Leitsatz (amtlich)

1. Ein Vertriebsunternehmen, das lediglich ein Berechnungsbeispiel für einen Anlageinteressenten erstellt, ohne in weiterer Weise seinerseits gegenüber dem Interessenten tätig zu werden, stellt sich noch nicht als Anlageberater des Kaufinteressenten dar.

2. Allein eine persönliche Bindung Kraft mehrjährigen freundschaftlichen Kontaktes reicht zur Auslösung einer persönlichen Haftung des Stellvertreters gegenüber dem Vertragspartner des Vertretenen wegen Verschuldens bei Vertragsverhandlungen nicht aus.

 

Normenkette

BGB §§ 164, 276

 

Verfahrensgang

LG Hannover (Aktenzeichen 17 O 5967/00)

 

Tenor

Die Berufung der Kläger gegen das Urteil der 17. Zivilkammer des LG Hannover vom 20.11.2001 wird auf ihre Kosten zurückgewiesen.

Das Urteil ist vorläufig vollstreckbar.

Die Kläger dürfen die Vollstreckung der Beklagten durch Sicherheitsleistung i.H.v. 115 % des zu vollstreckenden Betrages abwenden, wenn nicht die Beklagten vor der Vollstreckung Sicherheit in nämlicher Höhe leisten.

Die Sicherheiten können in der Form des § 108 Abs. 1n. F ZPO erbracht werden.

Die Revision wird nicht zugelassen.

Die Beschwer der Kläger übersteigt 20.000 EUR.

 

Gründe

I. Die Kläger nehmen die Beklagten als Gesamtschuldner wegen des Erwerbs einer 61,59 m² großen Eigentumswohnung südlich von … zum Preise von 36.333 DM im Jahr 1996 in Anspruch.
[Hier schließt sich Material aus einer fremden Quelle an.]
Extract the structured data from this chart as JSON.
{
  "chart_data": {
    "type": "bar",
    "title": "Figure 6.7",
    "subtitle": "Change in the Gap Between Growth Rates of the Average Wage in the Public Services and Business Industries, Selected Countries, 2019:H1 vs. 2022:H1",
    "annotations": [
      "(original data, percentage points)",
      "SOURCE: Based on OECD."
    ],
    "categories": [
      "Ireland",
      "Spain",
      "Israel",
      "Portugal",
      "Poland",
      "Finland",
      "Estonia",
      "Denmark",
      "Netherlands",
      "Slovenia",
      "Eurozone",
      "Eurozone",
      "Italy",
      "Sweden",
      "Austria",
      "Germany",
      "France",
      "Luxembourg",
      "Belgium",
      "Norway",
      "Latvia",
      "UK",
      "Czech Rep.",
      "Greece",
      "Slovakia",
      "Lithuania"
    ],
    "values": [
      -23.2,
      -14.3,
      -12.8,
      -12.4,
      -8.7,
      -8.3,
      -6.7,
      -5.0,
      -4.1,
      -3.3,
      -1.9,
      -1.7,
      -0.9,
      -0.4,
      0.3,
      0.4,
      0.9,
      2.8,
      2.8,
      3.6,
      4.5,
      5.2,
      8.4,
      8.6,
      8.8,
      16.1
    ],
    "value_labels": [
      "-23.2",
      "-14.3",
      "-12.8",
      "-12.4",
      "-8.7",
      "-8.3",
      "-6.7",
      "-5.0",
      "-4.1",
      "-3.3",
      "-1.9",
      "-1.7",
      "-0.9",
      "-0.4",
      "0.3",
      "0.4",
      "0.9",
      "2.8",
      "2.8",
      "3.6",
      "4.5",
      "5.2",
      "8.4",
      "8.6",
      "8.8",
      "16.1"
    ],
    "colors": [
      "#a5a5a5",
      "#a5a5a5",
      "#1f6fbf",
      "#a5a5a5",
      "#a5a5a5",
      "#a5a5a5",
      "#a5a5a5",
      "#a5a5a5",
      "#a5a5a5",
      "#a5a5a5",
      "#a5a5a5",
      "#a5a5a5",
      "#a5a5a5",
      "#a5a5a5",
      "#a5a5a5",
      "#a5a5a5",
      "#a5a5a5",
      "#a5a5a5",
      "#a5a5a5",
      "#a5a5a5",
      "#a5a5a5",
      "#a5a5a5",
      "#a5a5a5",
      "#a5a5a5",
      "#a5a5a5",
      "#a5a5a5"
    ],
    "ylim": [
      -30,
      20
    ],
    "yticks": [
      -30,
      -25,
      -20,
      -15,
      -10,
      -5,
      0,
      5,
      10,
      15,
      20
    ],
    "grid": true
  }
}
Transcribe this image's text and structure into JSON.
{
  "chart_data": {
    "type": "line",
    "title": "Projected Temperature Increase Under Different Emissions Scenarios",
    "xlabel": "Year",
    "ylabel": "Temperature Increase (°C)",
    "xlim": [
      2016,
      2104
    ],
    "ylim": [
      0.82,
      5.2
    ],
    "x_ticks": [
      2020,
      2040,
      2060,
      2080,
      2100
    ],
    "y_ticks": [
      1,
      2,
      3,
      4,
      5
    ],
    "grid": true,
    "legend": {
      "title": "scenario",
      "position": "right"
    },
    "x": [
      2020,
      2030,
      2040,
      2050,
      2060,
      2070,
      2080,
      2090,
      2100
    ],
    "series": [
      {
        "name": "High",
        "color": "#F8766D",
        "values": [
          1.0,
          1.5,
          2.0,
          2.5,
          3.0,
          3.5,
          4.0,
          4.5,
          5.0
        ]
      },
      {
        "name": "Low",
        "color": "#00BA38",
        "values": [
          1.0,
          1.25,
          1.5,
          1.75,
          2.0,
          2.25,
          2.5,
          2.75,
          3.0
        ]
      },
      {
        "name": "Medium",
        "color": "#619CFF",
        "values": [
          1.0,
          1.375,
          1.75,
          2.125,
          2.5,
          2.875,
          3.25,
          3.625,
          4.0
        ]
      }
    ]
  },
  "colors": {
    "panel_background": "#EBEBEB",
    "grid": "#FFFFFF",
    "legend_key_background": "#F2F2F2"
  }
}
In dem Beklagten zu 2) sehen sie einen Vermittler, der Kraft besonderen Vertrauens, das die Kläger ihm zuwandten, ihnen persönlich hafte. Die Haftung der Beklagten zu 1), einer Immobilienfirma, die Schwestergesellschaft des Finanzdienstleistungsunternehmens … ist, leiten die Kläger aus deren Stellung als Anlageberaterin bzw. Anlagevermittlerin her.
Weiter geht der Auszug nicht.